Bahaeddin Veled Efendi, Sultanın davetini kabul ederek 3 Mayıs 1228 tarihinde ailesi ve dostları ile birlikte Konya’ya yerleşti. Sultan Alâeddin onu ve ailesini ikametgâh olarak Altunapa (İplikçi) Medresesi‘ni tahsis etti.

Hazreti Mevlana’nın Babası Sultânü’l-Ulemâ Bahaeddin Veled Efendi, 12 Ocak 1231 yılında Konya’da vefat etti. Mezar yeri olarak Selçuklu Sarayı‘nın Gül Bahçesi seçilerek günümüzde halen müze olarak kullanılan Mevlâna Dergâhı‘na defnedilmiştir.

Sultânü’l-Ulemâ Bahaeddin Veled Efendi ölümü üzerine talebeleri ve müridleri Mevlâna’yı babasının tek varisi olarak gördüler ve Mevlâna’nın çevresinde toplandılar.

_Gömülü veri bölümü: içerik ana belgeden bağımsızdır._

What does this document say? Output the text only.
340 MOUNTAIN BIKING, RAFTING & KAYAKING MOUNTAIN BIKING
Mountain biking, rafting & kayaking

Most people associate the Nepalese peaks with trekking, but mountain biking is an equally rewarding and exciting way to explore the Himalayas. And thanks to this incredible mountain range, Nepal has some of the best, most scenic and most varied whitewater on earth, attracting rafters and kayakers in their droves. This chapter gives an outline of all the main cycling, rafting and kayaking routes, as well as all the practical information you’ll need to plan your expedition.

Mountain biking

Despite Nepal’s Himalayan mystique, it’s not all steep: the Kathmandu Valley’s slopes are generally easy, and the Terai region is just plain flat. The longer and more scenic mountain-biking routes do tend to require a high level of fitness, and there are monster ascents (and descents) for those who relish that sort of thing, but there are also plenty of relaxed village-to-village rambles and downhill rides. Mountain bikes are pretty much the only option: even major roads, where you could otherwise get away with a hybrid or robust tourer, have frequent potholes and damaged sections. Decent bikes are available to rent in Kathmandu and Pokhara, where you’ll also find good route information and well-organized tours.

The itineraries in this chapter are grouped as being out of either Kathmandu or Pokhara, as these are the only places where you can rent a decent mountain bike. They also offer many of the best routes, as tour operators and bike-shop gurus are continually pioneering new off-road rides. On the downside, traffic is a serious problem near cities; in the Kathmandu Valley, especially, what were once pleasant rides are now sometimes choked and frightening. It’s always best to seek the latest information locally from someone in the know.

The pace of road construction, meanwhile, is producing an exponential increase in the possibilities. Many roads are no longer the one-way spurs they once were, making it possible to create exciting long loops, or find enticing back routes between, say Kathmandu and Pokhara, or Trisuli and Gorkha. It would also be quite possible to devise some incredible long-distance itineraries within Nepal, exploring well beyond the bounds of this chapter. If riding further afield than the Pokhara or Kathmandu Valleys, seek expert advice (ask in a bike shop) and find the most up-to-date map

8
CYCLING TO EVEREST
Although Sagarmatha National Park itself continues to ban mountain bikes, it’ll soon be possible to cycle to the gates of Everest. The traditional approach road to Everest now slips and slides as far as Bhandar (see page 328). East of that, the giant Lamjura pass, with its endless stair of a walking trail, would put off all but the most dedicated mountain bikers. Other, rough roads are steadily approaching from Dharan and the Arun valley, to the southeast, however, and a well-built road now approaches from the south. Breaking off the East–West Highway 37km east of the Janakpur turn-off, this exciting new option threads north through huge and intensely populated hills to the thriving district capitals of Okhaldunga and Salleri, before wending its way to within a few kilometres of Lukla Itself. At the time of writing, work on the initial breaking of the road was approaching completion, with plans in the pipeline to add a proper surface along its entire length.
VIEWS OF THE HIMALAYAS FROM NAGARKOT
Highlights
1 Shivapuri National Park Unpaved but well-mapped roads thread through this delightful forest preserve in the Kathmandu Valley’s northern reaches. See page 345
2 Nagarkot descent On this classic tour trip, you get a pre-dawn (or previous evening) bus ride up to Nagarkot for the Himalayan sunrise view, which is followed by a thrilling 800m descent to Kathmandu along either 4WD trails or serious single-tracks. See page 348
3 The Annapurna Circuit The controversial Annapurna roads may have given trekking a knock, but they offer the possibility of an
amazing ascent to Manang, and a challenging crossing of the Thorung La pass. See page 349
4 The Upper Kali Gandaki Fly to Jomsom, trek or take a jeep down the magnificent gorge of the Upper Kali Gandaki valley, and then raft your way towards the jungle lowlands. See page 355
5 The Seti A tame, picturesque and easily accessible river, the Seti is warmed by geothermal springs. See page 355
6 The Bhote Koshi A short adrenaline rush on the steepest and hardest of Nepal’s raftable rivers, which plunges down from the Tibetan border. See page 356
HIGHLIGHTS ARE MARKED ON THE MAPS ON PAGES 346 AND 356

Gerçekten de Mevlâna İplikçi Medresesi‘nde vaazlar, dini sohbetler veren büyük bir ilim ve din alimi olmuştu. Medrese kendisini dinlemeye gelenlerle dolup taşıyordu.

Mevlana’nın Şems-i Tebrizî ile Karşılaşması

Şems-i Tebrizi, Halep’te on dört ay boyunca bir medrese hücresinde riyazette kalmış ve manevi işaret gereği sohbet dostunu bulmak için Anadolu’ya yönelmiştir. Şems-i Tebrizi, günümüzde dilimize çevrilen Makalat (Konuşmalar) adlı eserinde şunları söylüyor;

‘Allah’a yalvardım, Ya Rabbi beni kendi velililerinle tanıştır, onlara yoldaş et dedim. Rüyamda ”seni bir veliye yoldaş edelim”dediler.”O veli nerededir” diye sordum. Ertesi gece bu velinin Rum diyarında (Anadolu’da) olduğunu söylediler.” Ancak tanışma vaktinin henüz gelmediğinin söylendiğini belirtmektedir.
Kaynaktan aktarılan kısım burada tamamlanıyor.